Mrs. Orland came swiftly to them.

“Hello, Carolan! It is going to be a wonderful evening, I am sure. Now Everard, the squire was going to open the ball with Margaret, but he feels unable to and he wants you to do it for him, Everard. Look, dear, do go over to Margaret right away. It is time to start, and the musicians are waiting. I will look after Carolan.”

Everard smiled over his shoulder at Carolan. He was docile always.

“And, Carolan,” said Mrs. Orland, ‘here is Geoffrey Langley coming over. I know he wants to dance with you. Ah … Geoffrey, my dear boy, you have come to ask Carolan to dance, have you not?”

Geoffrey Langley, rather portly, middle-aged and bucolic, said he had been coming over to them with just that idea.

“There!” said Mrs. Orland, with the air of one who had worked very satisfactorily on behalf of others.

“You will look after our little Carolan, Geoffrey: this is the dear child’s first ball!”

Geoffrey Langley’s small eyes smiled appreciatively as he held out his hand.

Now Margaret and Everard were dancing together down the centre of the hall, and other couples were falling in behind them and the fun was beginning.

Geoffrey Langley was not sorry to relinquish his partner to another. She was an enchanting child but her feet had wings, and his ageing body could not keep up with her frolicking. Her next partner was a young man who told her she was beautiful, and tried to urge her out into the grounds because he was sure there was a wonderful moon. But Carolan wished to stay in the ballroom until Everard came to dance with her; but she was enjoying herself, waiting for Everard. It was fun to note the effect she had on this very young man, particularly when she remembered that last week, riding with him at the hunt, he had not given her a second glance. Oh, what a difference a ball dress can make! So she was coquetting, flirting in as natural a manner as her mother had before her. People glancing her way, noting her brilliant green eyes, her flushed, enchanting little face, thought, There will be trouble there! What is it those women have? The squire must watch out.

But there was in Carolan something neither her mother nor her grandmother had possessed, something more spiritual, less voluptuous; pleasure loving, certainly but something finer too.

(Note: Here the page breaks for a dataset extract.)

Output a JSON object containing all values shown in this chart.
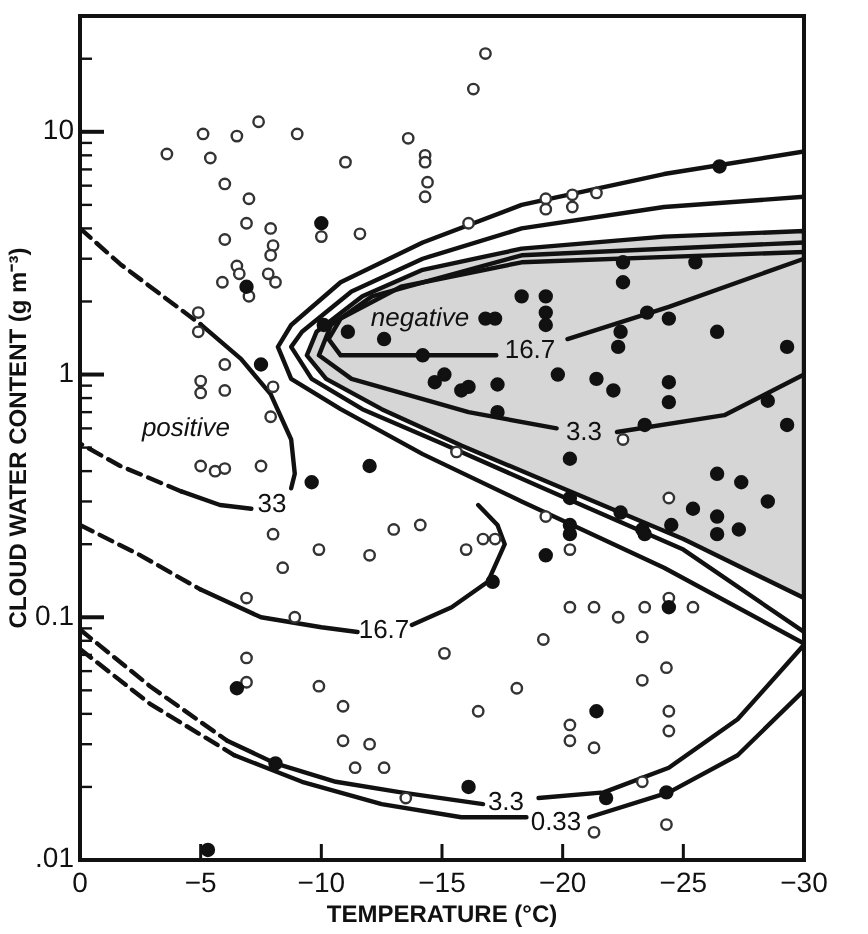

The evening was wearing on when Everard found her. There was a faint colour under his skin, and he looked as exasperated as it would be possible for Everard to look.

“Oh, Everard!” she said.

“How nice to see you! I hoped you would come to dance with me before the evening was over.”

There was the faintest reproach in her voice. This evening had taught her that she was not the child, Carolan, waiting to be noticed by grownups; she was a woman, to be sought after. That she had learned, and it was intoxicating knowledge.